The other members of the board take part in its deliberations and are entrusted with tasks by the board on a case-by-case basis.
Article 11: Supervisory bodies
The general assembly elects two auditors, who annually audit the annual accounts of the Association by inspecting the books and records and reporting to the general assembly.
Article 12: Court of arbitration
In all disputes arising from the Association relationship, the arbitral tribunal shall decide under exclusion of legal action. The tribunal shall be formed when one party to the dispute nominates a member as arbitrator in writing to the board. Upon request by the board of directors within seven days, the other party to the dispute shall nominate a member of the arbitral tribunal within 14 days. After notification by the board within seven days, the appointed arbitrators shall elect a third member as chairperson of the arbitral tribunal within a further 14 days. In the case of a majority of the votes cast, the decision shall be made by the drawing of lots among the nominees.
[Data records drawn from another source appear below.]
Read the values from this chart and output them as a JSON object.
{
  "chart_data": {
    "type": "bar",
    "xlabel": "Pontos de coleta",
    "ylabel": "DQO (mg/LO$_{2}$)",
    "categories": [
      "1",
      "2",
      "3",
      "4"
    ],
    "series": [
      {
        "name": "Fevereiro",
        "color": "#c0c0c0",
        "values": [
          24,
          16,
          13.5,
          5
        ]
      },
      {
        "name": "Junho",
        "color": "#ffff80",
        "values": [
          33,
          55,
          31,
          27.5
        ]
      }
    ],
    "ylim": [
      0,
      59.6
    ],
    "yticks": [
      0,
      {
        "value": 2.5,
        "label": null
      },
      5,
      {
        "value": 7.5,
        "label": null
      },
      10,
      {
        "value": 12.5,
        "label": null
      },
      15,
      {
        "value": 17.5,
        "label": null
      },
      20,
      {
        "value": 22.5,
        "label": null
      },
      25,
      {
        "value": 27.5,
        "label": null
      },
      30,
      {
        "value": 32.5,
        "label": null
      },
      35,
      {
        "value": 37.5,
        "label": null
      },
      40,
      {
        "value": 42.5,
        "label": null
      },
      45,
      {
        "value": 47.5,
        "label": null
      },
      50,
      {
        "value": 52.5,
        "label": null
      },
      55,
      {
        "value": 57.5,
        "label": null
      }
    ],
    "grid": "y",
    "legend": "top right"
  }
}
The members of the arbitral tribunal may not belong to any governing body – with the exception of the general assembly – whose activity is the subject of the dispute.
The arbitral tribunal shall reach its decision in the presence of all its members by a simple majority of votes. The decisions are final within the Association.
Article 13: Dissolution of the Association
The petition for dissolution of the Association can only be filed by the board of directors and must be decided by the general assembly, whose agenda shall only include the dissolution of the Association. The dissolution requires a two-thirds majority of the valid votes cast.
The Association’s assets still existing at the time of dissolution shall be allocated to the municipality of Baden, which shall hold such assets in custody and transfer them to a new Kunstverein, which shall have the same dissolution provisions in its statutes; a liquidator shall be appointed for this purpose.